Le jazz comme arme secrète

À la fin des années 1950, le gouvernement américain envoie Louis Armstrong, Duke Ellington et Dizzy Gillespie pour claironner partout les belles valeurs du rêve américain. Un sujet évoqué dans le documentaire «Soundtrack to a Coup d’État», à voir ce mardi à 22h40 sur La Trois.
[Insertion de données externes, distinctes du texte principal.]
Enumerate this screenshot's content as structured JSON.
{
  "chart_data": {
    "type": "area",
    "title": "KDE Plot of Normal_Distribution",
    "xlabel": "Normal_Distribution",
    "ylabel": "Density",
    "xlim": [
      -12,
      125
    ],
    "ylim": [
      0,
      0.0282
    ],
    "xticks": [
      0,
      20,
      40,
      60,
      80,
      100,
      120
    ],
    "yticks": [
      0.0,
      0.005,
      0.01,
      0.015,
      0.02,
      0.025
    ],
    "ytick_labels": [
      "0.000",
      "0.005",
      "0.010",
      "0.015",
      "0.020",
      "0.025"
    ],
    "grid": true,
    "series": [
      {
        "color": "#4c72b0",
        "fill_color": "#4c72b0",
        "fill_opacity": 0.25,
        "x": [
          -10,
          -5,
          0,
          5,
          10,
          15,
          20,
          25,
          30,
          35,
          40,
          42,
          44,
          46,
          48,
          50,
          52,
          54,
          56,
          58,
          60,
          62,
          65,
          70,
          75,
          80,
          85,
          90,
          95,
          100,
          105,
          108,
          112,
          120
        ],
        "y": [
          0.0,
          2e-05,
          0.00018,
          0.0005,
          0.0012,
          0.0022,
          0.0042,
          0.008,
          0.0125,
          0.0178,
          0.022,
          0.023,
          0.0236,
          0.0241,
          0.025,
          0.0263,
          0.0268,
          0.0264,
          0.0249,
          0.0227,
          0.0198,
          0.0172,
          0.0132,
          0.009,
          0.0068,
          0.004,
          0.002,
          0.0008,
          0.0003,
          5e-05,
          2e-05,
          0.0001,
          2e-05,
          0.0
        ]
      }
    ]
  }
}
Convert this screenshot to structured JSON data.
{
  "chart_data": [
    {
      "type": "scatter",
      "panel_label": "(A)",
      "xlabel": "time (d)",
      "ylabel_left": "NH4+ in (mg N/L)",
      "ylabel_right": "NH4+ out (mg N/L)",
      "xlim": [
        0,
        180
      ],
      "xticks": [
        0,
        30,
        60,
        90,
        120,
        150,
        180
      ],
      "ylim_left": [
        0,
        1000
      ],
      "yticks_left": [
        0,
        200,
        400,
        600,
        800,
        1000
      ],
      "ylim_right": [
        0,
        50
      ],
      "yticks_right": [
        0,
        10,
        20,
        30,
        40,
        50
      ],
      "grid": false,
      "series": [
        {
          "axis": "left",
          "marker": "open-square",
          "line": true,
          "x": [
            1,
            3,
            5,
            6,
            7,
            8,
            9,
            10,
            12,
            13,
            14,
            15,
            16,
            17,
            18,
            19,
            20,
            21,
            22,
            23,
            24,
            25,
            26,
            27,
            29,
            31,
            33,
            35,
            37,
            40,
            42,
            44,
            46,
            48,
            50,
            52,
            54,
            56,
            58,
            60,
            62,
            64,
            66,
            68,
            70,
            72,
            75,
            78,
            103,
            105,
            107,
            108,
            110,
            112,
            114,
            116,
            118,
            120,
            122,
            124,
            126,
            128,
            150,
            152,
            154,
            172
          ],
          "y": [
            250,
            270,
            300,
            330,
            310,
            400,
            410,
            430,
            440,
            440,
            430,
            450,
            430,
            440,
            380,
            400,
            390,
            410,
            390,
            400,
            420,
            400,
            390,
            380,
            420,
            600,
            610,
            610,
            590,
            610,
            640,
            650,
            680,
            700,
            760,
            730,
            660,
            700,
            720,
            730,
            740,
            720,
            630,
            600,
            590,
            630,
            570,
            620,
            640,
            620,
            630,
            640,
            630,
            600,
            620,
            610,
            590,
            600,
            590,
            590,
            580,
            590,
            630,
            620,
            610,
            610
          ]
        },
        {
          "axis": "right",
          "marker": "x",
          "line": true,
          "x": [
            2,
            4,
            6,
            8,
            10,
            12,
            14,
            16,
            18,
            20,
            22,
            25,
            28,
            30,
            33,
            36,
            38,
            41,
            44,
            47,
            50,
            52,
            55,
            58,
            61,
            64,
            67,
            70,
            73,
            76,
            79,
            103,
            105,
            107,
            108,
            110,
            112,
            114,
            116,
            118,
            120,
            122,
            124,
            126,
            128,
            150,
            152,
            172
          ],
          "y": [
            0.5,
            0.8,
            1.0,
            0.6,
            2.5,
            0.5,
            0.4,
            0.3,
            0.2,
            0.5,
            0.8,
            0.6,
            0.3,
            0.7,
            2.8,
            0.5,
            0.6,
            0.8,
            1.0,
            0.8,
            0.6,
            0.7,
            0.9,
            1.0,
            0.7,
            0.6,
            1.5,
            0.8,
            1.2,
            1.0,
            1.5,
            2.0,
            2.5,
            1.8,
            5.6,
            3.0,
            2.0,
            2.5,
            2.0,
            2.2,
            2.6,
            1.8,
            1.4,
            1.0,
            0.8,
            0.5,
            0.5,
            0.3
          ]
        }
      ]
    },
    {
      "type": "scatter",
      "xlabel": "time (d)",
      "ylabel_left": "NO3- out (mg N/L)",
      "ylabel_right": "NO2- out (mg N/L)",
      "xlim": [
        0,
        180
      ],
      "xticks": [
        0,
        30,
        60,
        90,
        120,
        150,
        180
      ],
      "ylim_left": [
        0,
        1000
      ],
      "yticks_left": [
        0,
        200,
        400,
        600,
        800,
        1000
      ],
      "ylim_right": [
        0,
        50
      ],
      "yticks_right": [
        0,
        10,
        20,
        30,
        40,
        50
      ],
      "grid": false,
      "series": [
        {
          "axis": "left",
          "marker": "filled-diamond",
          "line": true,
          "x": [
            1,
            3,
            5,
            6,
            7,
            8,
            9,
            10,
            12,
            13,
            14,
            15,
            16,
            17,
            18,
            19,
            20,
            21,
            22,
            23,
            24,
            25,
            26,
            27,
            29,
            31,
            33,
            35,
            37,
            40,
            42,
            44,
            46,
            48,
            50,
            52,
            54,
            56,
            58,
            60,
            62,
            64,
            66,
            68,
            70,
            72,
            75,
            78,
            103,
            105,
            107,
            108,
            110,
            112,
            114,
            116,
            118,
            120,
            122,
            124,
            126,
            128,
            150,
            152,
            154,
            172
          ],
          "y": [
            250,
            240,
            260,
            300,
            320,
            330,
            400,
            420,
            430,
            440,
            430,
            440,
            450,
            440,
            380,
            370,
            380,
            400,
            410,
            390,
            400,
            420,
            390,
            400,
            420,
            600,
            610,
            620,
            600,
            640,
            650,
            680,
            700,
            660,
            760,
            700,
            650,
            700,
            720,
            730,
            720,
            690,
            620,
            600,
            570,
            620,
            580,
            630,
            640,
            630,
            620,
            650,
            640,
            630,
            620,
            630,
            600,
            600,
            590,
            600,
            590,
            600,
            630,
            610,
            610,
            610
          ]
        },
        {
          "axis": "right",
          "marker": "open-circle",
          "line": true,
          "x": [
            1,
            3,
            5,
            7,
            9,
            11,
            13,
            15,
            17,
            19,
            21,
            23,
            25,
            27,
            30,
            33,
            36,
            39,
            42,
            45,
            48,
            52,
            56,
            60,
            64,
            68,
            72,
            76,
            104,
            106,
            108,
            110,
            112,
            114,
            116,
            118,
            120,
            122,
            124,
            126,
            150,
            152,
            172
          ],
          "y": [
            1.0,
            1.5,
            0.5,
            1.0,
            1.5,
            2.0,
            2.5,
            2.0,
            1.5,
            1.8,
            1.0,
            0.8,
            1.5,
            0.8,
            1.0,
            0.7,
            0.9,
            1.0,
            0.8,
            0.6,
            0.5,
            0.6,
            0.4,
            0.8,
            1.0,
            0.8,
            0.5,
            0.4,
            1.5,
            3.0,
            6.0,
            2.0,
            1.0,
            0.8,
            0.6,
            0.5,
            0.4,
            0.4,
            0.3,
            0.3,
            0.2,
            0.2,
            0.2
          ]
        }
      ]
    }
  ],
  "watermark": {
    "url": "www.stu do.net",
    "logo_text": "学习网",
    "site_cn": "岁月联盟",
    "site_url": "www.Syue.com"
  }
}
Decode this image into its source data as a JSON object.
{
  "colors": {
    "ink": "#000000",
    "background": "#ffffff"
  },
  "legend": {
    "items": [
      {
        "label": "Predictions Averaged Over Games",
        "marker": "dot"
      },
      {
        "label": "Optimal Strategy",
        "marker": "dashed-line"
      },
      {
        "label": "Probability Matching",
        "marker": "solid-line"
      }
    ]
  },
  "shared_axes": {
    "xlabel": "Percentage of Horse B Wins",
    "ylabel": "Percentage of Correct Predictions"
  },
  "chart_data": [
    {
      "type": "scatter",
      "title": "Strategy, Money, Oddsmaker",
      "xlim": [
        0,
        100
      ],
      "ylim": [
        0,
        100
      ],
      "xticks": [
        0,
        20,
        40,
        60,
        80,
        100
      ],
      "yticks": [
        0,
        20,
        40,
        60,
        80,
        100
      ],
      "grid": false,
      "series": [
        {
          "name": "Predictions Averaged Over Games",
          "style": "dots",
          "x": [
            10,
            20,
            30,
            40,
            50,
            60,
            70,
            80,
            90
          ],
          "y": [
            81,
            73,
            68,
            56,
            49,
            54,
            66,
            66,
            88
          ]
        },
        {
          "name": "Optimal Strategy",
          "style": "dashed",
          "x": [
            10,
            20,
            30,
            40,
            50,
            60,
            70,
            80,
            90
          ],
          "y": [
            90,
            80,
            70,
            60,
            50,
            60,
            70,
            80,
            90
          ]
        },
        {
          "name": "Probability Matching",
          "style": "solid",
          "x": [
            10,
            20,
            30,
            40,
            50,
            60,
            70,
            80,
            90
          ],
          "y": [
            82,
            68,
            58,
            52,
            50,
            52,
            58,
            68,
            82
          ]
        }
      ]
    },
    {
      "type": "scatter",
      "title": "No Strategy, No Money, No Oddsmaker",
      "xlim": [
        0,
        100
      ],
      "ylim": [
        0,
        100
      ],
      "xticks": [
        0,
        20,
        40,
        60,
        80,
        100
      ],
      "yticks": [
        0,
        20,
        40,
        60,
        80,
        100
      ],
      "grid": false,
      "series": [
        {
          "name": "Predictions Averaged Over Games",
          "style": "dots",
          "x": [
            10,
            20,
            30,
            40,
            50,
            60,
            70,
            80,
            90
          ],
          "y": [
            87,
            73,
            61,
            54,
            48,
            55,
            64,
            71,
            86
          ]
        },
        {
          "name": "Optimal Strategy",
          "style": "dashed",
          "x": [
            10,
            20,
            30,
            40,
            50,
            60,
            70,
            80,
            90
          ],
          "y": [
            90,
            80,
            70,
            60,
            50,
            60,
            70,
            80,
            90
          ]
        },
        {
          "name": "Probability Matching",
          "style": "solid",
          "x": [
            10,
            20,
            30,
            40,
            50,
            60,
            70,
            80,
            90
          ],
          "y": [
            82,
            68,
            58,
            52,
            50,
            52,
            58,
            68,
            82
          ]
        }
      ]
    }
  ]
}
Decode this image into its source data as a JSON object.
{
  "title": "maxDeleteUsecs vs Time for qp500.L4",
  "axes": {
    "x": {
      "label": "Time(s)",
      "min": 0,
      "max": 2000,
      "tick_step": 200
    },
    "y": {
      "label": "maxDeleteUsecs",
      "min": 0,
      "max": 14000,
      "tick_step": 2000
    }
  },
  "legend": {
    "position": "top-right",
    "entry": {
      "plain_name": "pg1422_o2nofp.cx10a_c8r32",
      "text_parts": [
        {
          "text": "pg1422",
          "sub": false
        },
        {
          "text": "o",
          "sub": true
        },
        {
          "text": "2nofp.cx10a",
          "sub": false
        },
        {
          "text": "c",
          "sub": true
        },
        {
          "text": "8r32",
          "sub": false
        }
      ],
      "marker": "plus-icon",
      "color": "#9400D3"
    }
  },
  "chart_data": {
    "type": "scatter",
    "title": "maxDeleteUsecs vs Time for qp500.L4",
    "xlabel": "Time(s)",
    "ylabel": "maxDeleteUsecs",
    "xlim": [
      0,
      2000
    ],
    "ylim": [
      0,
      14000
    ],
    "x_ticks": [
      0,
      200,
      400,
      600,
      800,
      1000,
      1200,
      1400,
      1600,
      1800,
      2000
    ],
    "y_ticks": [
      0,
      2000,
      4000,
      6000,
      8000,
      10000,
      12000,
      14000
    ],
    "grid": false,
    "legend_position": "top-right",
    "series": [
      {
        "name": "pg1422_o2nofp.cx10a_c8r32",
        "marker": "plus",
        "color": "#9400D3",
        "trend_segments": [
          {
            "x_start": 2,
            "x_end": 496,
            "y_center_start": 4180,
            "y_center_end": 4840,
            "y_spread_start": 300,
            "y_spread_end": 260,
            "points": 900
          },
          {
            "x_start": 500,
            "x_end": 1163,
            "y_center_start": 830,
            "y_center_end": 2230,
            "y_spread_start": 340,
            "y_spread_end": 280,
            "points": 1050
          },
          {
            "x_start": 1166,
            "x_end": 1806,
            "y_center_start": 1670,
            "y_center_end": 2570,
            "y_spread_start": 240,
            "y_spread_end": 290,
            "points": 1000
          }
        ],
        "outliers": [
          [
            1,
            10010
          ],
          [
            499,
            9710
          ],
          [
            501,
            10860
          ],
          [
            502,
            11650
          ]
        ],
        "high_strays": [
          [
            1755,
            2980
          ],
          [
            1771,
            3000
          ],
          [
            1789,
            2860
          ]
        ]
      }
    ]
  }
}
Novembre 1960, la salle de cinéma plonge dans l’obscurité. Place aux actualités internationales. Un titre en lettres blanches apparaît : « Satchmo swings in Congo » (Satchmo – le surnom de Louis Armstrong – jazze au Congo). Le pays africain est indépendant depuis cinq mois, la situation est tendue. Dans les rues quasiment désertes de la capitale Léopoldville (future Kinshasa), un convoi se dirige sous bonne garde vers le stade. L’accueil qui y attend Armstrong est royal. Il n’est pas que le symbole de la modernité noire. Il est l’ambassadeur culturel envoyé par le gouvernement américain pour regagner l’opinion publique mondiale en générale, africaine en particulier. C’est du moins ce que pense la légende du jazz. Derrière la version officielle se cache une autre réalité, une partition cachée qui se joue à l’insu d’Armstrong…

Ambassadeurs du jazz

Plusieurs éléments marquent les années 1950. Sur le plan intérieur, les tensions raciales secouent les États-Unis. Leur image de marque de « pays de la liberté » en prend un coup. À l’international, c’est la guerre froide avec l’URSS, une crise pour le leadership mondial alors que l’Afrique est en pleine instabilité.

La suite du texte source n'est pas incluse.